Whilst sorting out your Will might be left on your longer term ‘to do’ list, it should not be avoided or delayed – especially Wills for cohabiting couples.
With the number of divorces increasing, weddings being postponed or cancelled and more people entering into (and ending) multiple relationships in our lifetime, it is important that you are aware of how these situations may affect who benefits from your assets when you die.
Making a Will and then divorcing
If you make a Will whilst married, appointing your spouse as Executor and/or as Beneficiary of your Will but then you later divorce, your Will remains valid. However, if you do not update your Will following the divorce and subsequently die, your ex-spouse is treated as though they died before you. Therefore, they would no longer be appointed Executor, nor would they receive any assets as a Beneficiary.

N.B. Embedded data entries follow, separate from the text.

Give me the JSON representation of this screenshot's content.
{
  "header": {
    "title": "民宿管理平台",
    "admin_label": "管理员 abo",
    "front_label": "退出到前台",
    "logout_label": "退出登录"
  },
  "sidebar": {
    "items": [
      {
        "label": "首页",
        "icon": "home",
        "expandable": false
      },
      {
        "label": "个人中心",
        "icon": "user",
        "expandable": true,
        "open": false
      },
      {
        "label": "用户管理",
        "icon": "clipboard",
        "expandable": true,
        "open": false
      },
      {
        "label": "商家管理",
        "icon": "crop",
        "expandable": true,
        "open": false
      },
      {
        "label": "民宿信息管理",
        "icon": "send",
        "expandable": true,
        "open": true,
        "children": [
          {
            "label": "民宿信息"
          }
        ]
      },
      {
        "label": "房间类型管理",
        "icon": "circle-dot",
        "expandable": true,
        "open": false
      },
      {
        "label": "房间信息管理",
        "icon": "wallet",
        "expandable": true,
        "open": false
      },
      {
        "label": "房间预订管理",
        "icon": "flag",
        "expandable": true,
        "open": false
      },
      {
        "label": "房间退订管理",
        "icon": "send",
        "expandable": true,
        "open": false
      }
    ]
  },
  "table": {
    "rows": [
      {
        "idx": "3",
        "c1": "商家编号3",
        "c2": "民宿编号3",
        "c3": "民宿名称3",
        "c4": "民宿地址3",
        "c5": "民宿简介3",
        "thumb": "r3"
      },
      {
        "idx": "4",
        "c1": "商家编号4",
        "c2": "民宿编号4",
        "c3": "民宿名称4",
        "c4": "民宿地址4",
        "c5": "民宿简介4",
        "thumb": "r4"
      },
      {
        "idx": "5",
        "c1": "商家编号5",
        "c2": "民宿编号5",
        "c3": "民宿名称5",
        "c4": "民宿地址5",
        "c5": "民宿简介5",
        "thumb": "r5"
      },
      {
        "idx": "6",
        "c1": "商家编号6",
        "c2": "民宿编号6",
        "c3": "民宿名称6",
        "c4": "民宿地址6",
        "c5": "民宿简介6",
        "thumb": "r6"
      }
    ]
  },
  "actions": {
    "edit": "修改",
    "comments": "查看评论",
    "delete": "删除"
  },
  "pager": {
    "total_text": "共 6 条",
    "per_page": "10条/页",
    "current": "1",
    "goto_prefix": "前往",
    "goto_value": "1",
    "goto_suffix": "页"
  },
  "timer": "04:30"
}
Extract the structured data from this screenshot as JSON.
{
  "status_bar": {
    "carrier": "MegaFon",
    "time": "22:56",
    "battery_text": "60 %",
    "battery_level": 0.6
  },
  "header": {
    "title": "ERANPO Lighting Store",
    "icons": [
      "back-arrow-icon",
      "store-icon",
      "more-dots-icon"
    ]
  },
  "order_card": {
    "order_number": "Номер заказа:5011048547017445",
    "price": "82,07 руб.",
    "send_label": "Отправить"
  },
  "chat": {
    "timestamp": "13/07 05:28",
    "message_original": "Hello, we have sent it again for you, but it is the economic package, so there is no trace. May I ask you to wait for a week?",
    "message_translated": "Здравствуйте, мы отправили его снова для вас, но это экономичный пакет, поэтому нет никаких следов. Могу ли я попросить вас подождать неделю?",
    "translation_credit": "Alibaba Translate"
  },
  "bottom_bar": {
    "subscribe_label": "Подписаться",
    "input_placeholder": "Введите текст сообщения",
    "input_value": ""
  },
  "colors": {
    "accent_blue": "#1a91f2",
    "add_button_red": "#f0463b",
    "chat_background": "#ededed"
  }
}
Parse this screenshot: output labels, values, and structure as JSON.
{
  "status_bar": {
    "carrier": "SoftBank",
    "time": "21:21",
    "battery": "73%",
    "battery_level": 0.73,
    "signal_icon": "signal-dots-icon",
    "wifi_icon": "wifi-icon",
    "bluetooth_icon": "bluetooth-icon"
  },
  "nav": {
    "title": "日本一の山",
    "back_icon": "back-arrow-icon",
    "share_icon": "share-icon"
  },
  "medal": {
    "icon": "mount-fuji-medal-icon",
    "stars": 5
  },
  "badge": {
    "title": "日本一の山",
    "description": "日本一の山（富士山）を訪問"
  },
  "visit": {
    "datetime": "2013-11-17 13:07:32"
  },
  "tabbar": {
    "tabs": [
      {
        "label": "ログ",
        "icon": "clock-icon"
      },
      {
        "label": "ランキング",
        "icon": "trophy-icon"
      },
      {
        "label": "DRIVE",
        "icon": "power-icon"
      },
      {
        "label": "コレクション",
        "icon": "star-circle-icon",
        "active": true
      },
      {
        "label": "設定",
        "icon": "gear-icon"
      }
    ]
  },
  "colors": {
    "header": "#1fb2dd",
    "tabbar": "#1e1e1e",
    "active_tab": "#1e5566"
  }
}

Making a Will and then getting married
If you make a Will and later get married, your Will is automatically revoked and you will need to make a new one. The only exception to this would be a Will made in anticipation of that particular marriage.
Cohabiting and dying without a Will
If you do not have a Will and are living with your partner but have not yet married, or do not intend to marry, you should make a Will to ensure that your partner benefits from your estate when you die. Wills for cohabiting couples are incredibly important. In the UK, when someone dies without a Will their estate passes in accordance with the Rules of Intestacy (you can read more about the implications here). These Rules set out a specific order of who benefits from the estate. Unfortunately, they do not include provisions for an unmarried partner. A Will must be made to ensure that your partner benefits as you intended.
Step children and blended families
Similarly, whilst the Rules of Intestacy include adopted children, they do not provide for step-children or your unmarried partner’s children. Therefore, in light of the increased number of blended families, this has become a recurrent issue for the Courts who consider claims made against a deceased person’s estate. This is costly, time consuming and extremely upsetting for an already grieving family. Unfortunately, many people assume that all their children will be provided for when they die but, in the absence of a valid Will, this is simply not the case.